Die Störung auf der Bahnstrecke zwischen Hamburg und Berlin ist behoben. Der Bahnverkehr rolle wieder uneingeschränkt, sagte ein Sprecher der Deutschen Bahn am Morgen.
Die Reparaturarbeiten in dem ausgefallenen Stellwerk bei Deutsch Evern nahe Lüneburg konnten ihm zufolge in den frühen Morgenstunden früher als geplant abgeschlossen werden.
Das Angebot an Fahrten im Fern- und Regionalverkehr stehe wieder zur Verfügung, sagte der Konzernsprecher.
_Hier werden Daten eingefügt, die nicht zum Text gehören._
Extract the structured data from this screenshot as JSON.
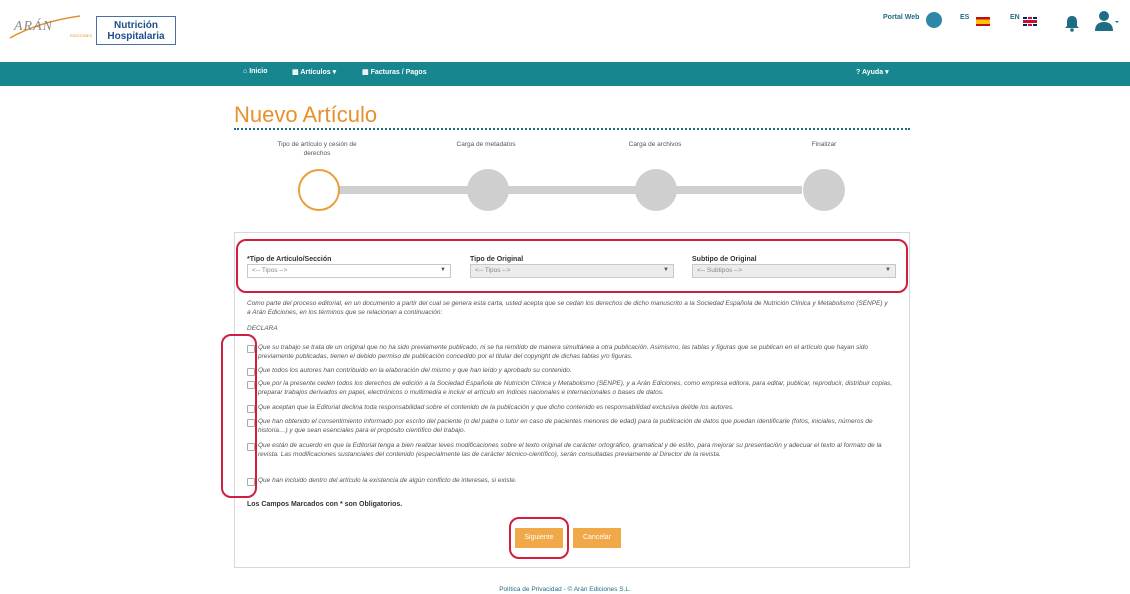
{
  "header": {
    "logo_aran": "ARÁN",
    "logo_aran_sub": "EDICIONES",
    "logo_journal": "Nutrición Hospitalaria",
    "portal_web": "Portal Web",
    "lang_es": "ES",
    "lang_en": "EN"
  },
  "nav": {
    "inicio": "Inicio",
    "articulos": "Artículos",
    "facturas": "Facturas / Pagos",
    "ayuda": "? Ayuda"
  },
  "page": {
    "title": "Nuevo Artículo"
  },
  "steps": [
    {
      "label": "Tipo de artículo y cesión de derechos",
      "active": true
    },
    {
      "label": "Carga de metadatos",
      "active": false
    },
    {
      "label": "Carga de archivos",
      "active": false
    },
    {
      "label": "Finalizar",
      "active": false
    }
  ],
  "selects": {
    "tipo_articulo": {
      "label": "*Tipo de Artículo/Sección",
      "value": "<-- Tipos -->"
    },
    "tipo_original": {
      "label": "Tipo de Original",
      "value": "<-- Tipos -->"
    },
    "subtipo_original": {
      "label": "Subtipo de Original",
      "value": "<-- Subtipos -->"
    }
  },
  "intro": "Como parte del proceso editorial, en un documento a partir del cual se genera esta carta, usted acepta que se cedan los derechos de dicho manuscrito a la Sociedad Española de Nutrición Clínica y Metabolismo (SENPE) y a Arán Ediciones, en los términos que se relacionan a continuación:",
  "declara": "DECLARA",
  "declarations": [
    "Que su trabajo se trata de un original que no ha sido previamente publicado, ni se ha remitido de manera simultánea a otra publicación. Asimismo, las tablas y figuras que se publican en el artículo que hayan sido previamente publicadas, tienen el debido permiso de publicación concedido por el titular del copyright de dichas tablas y/o figuras.",
    "Que todos los autores han contribuido en la elaboración del mismo y que han leído y aprobado su contenido.",
    "Que por la presente ceden todos los derechos de edición a la Sociedad Española de Nutrición Clínica y Metabolismo (SENPE), y a Arán Ediciones, como empresa editora, para editar, publicar, reproducir, distribuir copias, preparar trabajos derivados en papel, electrónicos o multimedia e incluir el artículo en índices nacionales e internacionales o bases de datos.",
    "Que aceptan que la Editorial declina toda responsabilidad sobre el contenido de la publicación y que dicho contenido es responsabilidad exclusiva del/de los autores.",
    "Que han obtenido el consentimiento informado por escrito del paciente (o del padre o tutor en caso de pacientes menores de edad) para la publicación de datos que puedan identificarle (fotos, iniciales, números de historia…) y que sean esenciales para el propósito científico del trabajo.",
    "Que están de acuerdo en que la Editorial tenga a bien realizar leves modificaciones sobre el texto original de carácter ortográfico, gramatical y de estilo, para mejorar su presentación y adecuar el texto al formato de la revista. Las modificaciones sustanciales del contenido (especialmente las de carácter técnico-científico), serán consultadas previamente al Director de la revista.",
    "Que han incluido dentro del artículo la existencia de algún conflicto de intereses, si existe."
  ],
  "mandatory_note": "Los Campos Marcados con * son Obligatorios.",
  "buttons": {
    "next": "Siguiente",
    "cancel": "Cancelar"
  },
  "footer": "Política de Privacidad - © Arán Ediciones S.L.",
  "colors": {
    "nav_bg": "#17868f",
    "accent_orange": "#e8902b",
    "highlight_red": "#d01e3c"
  }
}
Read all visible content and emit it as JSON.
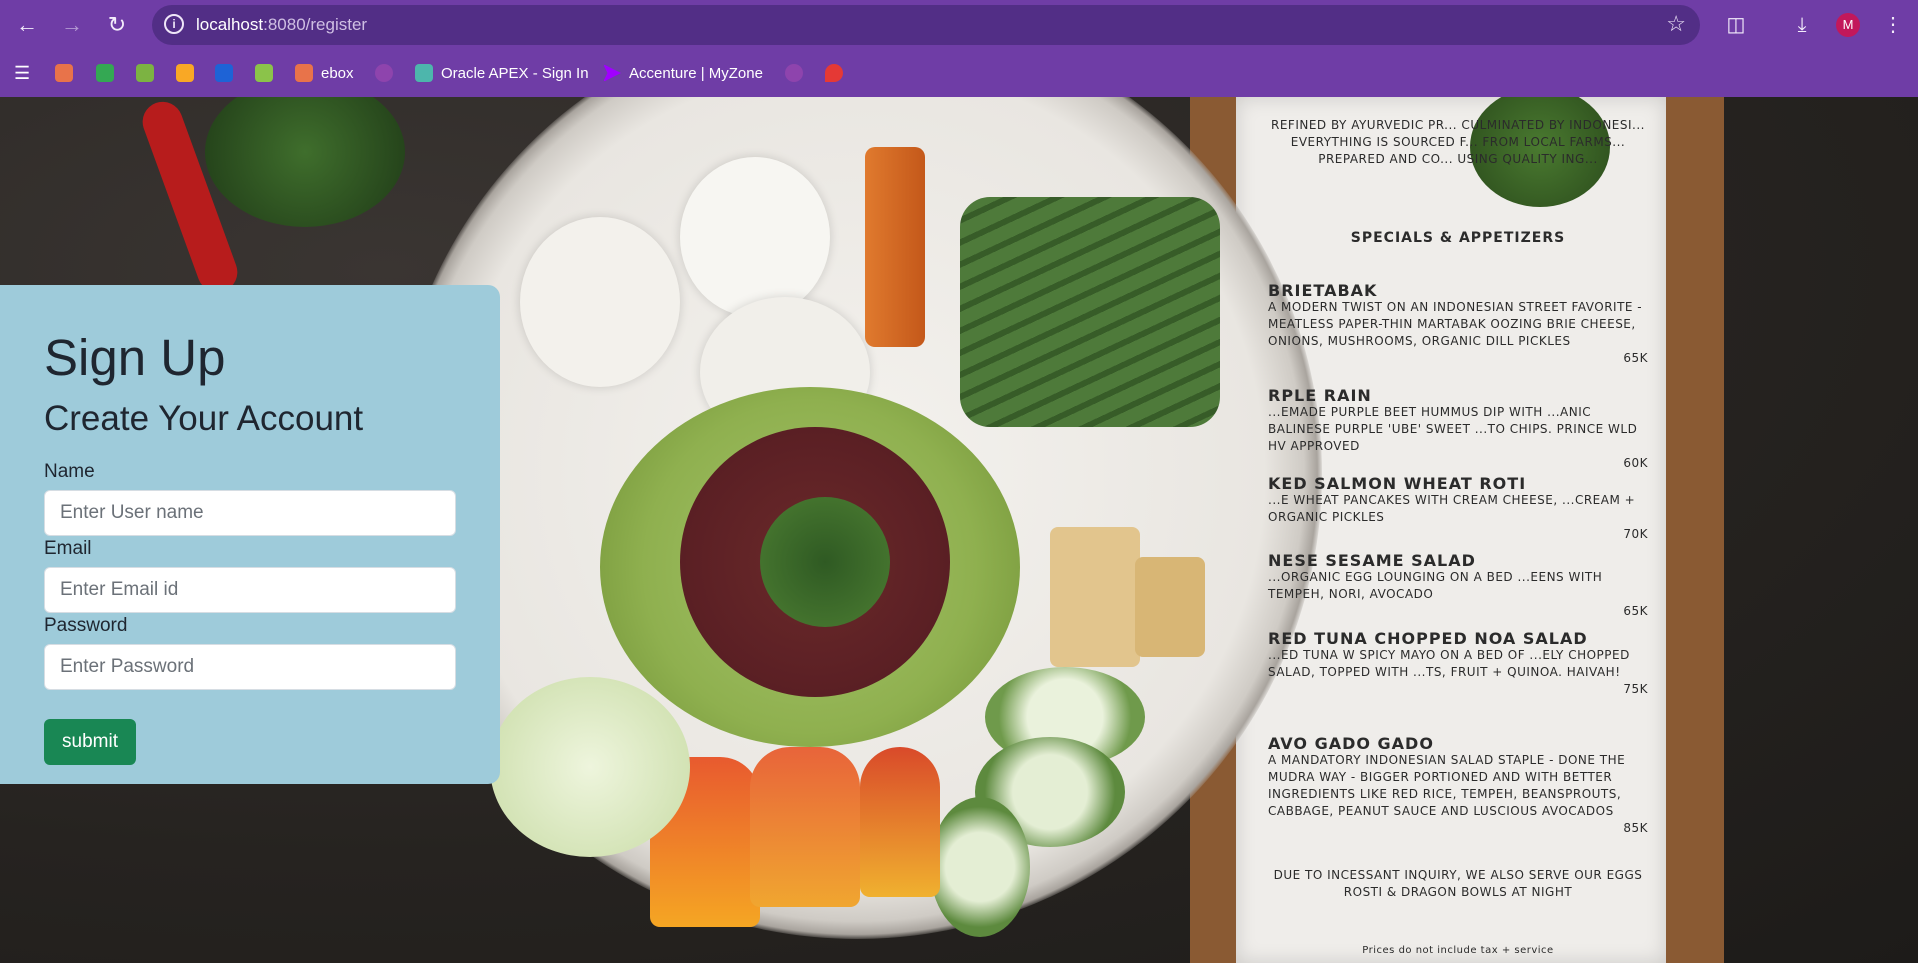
{
  "browser": {
    "url_host": "localhost",
    "url_path": ":8080/register",
    "avatar_letter": "M",
    "bookmarks": [
      {
        "label": "",
        "color": "#e8734a"
      },
      {
        "label": "",
        "color": "#34a853"
      },
      {
        "label": "",
        "color": "#7cb342"
      },
      {
        "label": "",
        "color": "#f9a825"
      },
      {
        "label": "",
        "color": "#1e63d6"
      },
      {
        "label": "",
        "color": "#8bc34a"
      },
      {
        "label": "ebox",
        "color": "#e8734a"
      },
      {
        "label": "",
        "color": "#8e44ad"
      },
      {
        "label": "Oracle APEX - Sign In",
        "color": "#4db6ac"
      },
      {
        "label": "Accenture | MyZone",
        "color": "#a100ff"
      },
      {
        "label": "",
        "color": "#8e44ad"
      },
      {
        "label": "",
        "color": "#e53935"
      }
    ]
  },
  "form": {
    "title": "Sign Up",
    "subtitle": "Create Your Account",
    "name_label": "Name",
    "name_placeholder": "Enter User name",
    "email_label": "Email",
    "email_placeholder": "Enter Email id",
    "password_label": "Password",
    "password_placeholder": "Enter Password",
    "submit_label": "submit"
  },
  "menu": {
    "intro": "Refined by Ayurvedic pr... culminated by Indonesi... everything is sourced f... from local farms... prepared and co... using quality ing...",
    "section": "Specials & Appetizers",
    "items": [
      {
        "name": "Brietabak",
        "desc": "A modern twist on an Indonesian street favorite - meatless paper-thin martabak oozing brie cheese, onions, mushrooms, organic dill pickles",
        "price": "65k"
      },
      {
        "name": "rple Rain",
        "desc": "...emade purple beet hummus dip with ...anic Balinese purple 'ube' sweet ...to chips. Prince WLD HV approved",
        "price": "60k"
      },
      {
        "name": "ked Salmon Wheat Roti",
        "desc": "...e wheat pancakes with cream cheese, ...cream + organic pickles",
        "price": "70k"
      },
      {
        "name": "nese Sesame Salad",
        "desc": "...organic egg lounging on a bed ...eens with tempeh, nori, avocado",
        "price": "65k"
      },
      {
        "name": "red Tuna Chopped noa Salad",
        "desc": "...ed tuna w spicy mayo on a bed of ...ely chopped salad, topped with ...ts, fruit + quinoa. Haivah!",
        "price": "75k"
      },
      {
        "name": "avo Gado Gado",
        "desc": "A mandatory Indonesian salad staple - done the Mudra way - bigger portioned and with better ingredients like red rice, tempeh, beansprouts, cabbage, peanut sauce and luscious avocados",
        "price": "85k"
      }
    ],
    "footer": "Due to incessant inquiry, we also serve our eggs rosti & dragon bowls at night",
    "fineprint": "Prices do not include tax + service"
  }
}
Nur sehr vereinzelt könne es noch zu Ausfällen und Verspätungen kommen.

Verspätungen und Zugausfälle

Seit Mittwochnachmittag war es laut Bahn auf der wichtigen Strecke zu Verspätungen und Ausfällen gekommen und das Unternehmen hatte zunächst damit gerechnet, dass die technische Störung am Donnerstag erst im Laufe des Tages behoben werde.
ICE-Züge verkehrten aufgrund der Störung am Mittwochabend auf der Strecke nur alle zwei Stunden, und Fahrgäste sollten alternativ die Route über Hannover nutzen und waren damit länger unterwegs. Probleme gab es auch im Regionalverkehr.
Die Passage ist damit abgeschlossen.